Overview of NNI Model Compression¶
Deep neural networks (DNNs) have achieved great success in many tasks like computer vision, nature launguage processing, speech processing. However, typical neural networks are both computationally expensive and energy-intensive, which can be difficult to be deployed on devices with low computation resources or with strict latency requirements. Therefore, a natural thought is to perform model compression to reduce model size and accelerate model training/inference without losing performance significantly. Model compression techniques can be divided into two categories: pruning and quantization. The pruning methods explore the redundancy in the model weights and try to remove/prune the redundant and uncritical weights. Quantization refers to compress models by reducing the number of bits required to represent weights or activations. We further elaborate on the two methods, pruning and quantization, in the following chapters. Besides, the figure below visualizes the difference between these two methods.
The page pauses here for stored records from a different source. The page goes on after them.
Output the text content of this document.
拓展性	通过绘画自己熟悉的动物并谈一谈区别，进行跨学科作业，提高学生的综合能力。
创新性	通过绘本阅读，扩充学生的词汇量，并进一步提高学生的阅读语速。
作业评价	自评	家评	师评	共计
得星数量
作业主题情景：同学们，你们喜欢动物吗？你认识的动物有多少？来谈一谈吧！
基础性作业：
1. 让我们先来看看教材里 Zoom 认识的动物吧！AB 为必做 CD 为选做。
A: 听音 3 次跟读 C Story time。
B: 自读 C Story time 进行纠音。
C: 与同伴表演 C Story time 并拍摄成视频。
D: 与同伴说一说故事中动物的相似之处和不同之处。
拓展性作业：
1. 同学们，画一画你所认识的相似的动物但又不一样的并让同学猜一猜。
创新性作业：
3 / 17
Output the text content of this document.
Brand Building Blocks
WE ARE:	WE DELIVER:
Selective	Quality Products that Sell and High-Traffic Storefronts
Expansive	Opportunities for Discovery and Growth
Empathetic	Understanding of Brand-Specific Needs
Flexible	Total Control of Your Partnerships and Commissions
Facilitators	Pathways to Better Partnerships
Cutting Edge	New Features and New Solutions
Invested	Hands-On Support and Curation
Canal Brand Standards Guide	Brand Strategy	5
NNI provides an easy-to-use toolkit to help users design and use model pruning and quantization algorithms. For users to compress their models, they only need to add several lines in their code. There are some popular model compression algorithms built-in in NNI. On the other hand, users could easily customize their new compression algorithms using NNI’s interface.
There are several core features supported by NNI model compression:
Support many popular pruning and quantization algorithms.
Automate model pruning and quantization process with state-of-the-art strategies and NNI’s auto tuning power.
Speedup a compressed model to make it have lower inference latency and also make it smaller.
Provide friendly and easy-to-use compression utilities for users to dive into the compression process and results.
Concise interface for users to customize their own compression algorithms.
The overall compression pipeline in NNI is shown above. For compressing a pretrained model, pruning and quantization can be used alone or in combination. If users want to apply both, a sequential mode is recommended as common practise.
Note that NNI pruners or quantizers are not meant to physically compact the model but for simulating the compression effect. Whereas NNI speedup tool can truly compress model by changing the network architecture and therefore reduce latency. To obtain a truly compact model, users should conduct pruning speedup or quantizaiton speedup. The interface and APIs are unified for both PyTorch and TensorFlow. Currently only PyTorch version has been supported, and TensorFlow version will be supported in future.
The final goal of model compression is to reduce inference latency and model size. However, existing model compression algorithms mainly use simulation to check the performance (e.g., accuracy) of compressed model. For example, using masks for pruning algorithms, and storing quantized values still in float32 for quantization algorithms. Given the output masks and quantization bits produced by those algorithms, NNI can really speedup the model.
The following figure shows how NNI prunes and speeds up your models.
NNI’s model pruning framework has been upgraded to a more powerful version (named pruning v2 before nni v2.6). The old version (named pruning before nni v2.6) will be out of maintenance. If for some reason you have to use the old pruning, v2.6 is the last nni version to support old pruning version.